Now, just because it's my job doesn't mean I'm particularly good at it. Which means there's much slamming and thrashing around with maximum impact on floors, walls and thin air with very little body count, insect-wise.
In fact, the key to all of this may be accomplishing one of two things: either killing the bug or chasing it out of sight while assuring the Lovely Mrs. Smith that it's dead and its reappearance is actually that of one of its relatives. I'm not sure she buys it.
All of which leads me, periodically, to wonder: From an actual cost-benefit, is the secret to my marriage the fact that my wife lacks better extermination options?
There is, of course, one exception. Thanks to a Father's Day gift from one of the children, I've found a way to up my bug-killing game and my overall value with little or no effort.
In fact, that gift may have led to perhaps the most purely Southern thing I've done all year. The Lovely Mrs.

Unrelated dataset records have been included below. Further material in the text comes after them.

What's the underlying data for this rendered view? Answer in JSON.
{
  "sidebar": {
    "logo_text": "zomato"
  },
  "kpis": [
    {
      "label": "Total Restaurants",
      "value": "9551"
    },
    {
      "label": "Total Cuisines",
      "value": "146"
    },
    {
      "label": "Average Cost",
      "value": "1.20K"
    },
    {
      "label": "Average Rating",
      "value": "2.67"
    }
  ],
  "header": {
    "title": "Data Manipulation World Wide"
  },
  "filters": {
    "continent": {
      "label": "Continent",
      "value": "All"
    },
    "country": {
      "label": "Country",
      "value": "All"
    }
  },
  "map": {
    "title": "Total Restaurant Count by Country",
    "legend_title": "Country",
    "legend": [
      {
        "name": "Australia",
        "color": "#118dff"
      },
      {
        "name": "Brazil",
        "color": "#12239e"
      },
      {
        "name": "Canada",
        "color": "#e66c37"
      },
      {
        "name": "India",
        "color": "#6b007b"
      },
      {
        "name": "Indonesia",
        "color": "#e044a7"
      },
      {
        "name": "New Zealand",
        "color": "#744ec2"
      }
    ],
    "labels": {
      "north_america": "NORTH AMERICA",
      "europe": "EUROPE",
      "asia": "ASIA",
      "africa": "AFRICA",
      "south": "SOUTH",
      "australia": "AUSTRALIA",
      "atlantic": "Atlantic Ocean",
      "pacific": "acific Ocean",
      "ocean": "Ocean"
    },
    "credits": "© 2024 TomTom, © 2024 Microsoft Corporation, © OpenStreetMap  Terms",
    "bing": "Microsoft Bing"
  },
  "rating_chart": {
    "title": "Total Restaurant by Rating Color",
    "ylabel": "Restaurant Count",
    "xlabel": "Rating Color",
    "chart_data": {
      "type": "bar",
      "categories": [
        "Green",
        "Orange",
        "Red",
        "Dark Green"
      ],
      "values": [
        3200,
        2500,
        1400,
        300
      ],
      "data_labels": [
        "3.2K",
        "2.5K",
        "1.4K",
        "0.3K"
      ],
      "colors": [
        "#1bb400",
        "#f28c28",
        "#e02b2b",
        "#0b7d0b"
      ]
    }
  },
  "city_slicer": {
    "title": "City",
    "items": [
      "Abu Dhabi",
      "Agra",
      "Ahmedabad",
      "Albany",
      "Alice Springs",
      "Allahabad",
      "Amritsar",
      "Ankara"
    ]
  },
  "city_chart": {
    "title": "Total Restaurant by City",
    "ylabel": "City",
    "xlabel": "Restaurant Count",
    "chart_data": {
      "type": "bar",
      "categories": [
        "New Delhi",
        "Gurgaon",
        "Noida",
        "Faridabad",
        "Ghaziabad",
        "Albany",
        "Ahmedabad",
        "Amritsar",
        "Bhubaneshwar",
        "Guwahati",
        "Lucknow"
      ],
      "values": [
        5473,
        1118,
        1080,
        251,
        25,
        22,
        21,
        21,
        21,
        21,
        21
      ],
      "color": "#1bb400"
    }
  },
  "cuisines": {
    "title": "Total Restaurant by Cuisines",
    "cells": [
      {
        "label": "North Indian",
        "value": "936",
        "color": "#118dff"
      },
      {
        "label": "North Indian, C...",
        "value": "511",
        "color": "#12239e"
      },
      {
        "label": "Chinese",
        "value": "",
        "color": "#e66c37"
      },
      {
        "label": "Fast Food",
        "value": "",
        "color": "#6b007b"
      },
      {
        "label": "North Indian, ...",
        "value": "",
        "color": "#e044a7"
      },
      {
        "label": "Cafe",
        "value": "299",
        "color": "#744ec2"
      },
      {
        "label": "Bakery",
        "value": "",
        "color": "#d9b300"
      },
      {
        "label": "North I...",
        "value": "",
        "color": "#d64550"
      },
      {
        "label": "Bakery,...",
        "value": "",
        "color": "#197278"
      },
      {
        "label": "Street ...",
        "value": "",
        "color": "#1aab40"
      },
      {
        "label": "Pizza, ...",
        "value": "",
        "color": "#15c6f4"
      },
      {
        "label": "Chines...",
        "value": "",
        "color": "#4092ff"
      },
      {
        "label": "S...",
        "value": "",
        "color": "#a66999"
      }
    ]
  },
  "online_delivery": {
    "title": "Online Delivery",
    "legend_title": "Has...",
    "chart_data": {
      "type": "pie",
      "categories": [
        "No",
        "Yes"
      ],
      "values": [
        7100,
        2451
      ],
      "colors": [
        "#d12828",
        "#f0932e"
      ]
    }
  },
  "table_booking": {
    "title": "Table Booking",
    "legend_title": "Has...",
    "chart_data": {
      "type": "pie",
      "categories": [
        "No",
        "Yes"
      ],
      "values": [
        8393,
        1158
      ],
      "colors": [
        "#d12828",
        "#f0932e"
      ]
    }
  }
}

Smith and I were sitting outside, enjoying breakfast one morning recently when she mentioned a fly had landed dangerously close to the cantaloupe.
That's when I reached down, pulled out my trusty Fly Salt Gun and, without really looking (but being careful to point both the gun and the ensuing salt blast away from my wife and the cantaloupe), took care of the situation.
Sort of like Clint Eastwood, except, not really at all.
For the uninitiated, the Fly Salt Gun is the latest iteration of attempts to make insect-killing into a fun family activity. Think battery-powered fly tennis rackets and bug zappers in general.
The "gun" blows a burst of air through a chamber of salt that becomes, in effect, bird shot. For very tiny birds. It's pretty effective and, unlike actual bird shot (at least in the hands of certain vice presidents and other folks a little quick on the trigger), not particularly harmful to the general population.
Aim well, pull the trigger and all that's left is a tiny streak of white powder that we're going to say is all salt. Because, well ... yuck.
Apparently there are options, but my particular Fly Salt Gun comes in a nice camo scheme. Because you need to hide your weapon from small flying insects that only live 24 hours and can't see color.
The beauty of this, other than the fact that , well, really cool camo, is that the Fly Salt Gun has tremendously improved my overall fly dispatching efficiency (and yes, I'm willing to shoulder the psychic load from painlessly killing flies).
Which means that, at least in the eyes of spouse, I may only have had one job. But it looks like I can do it.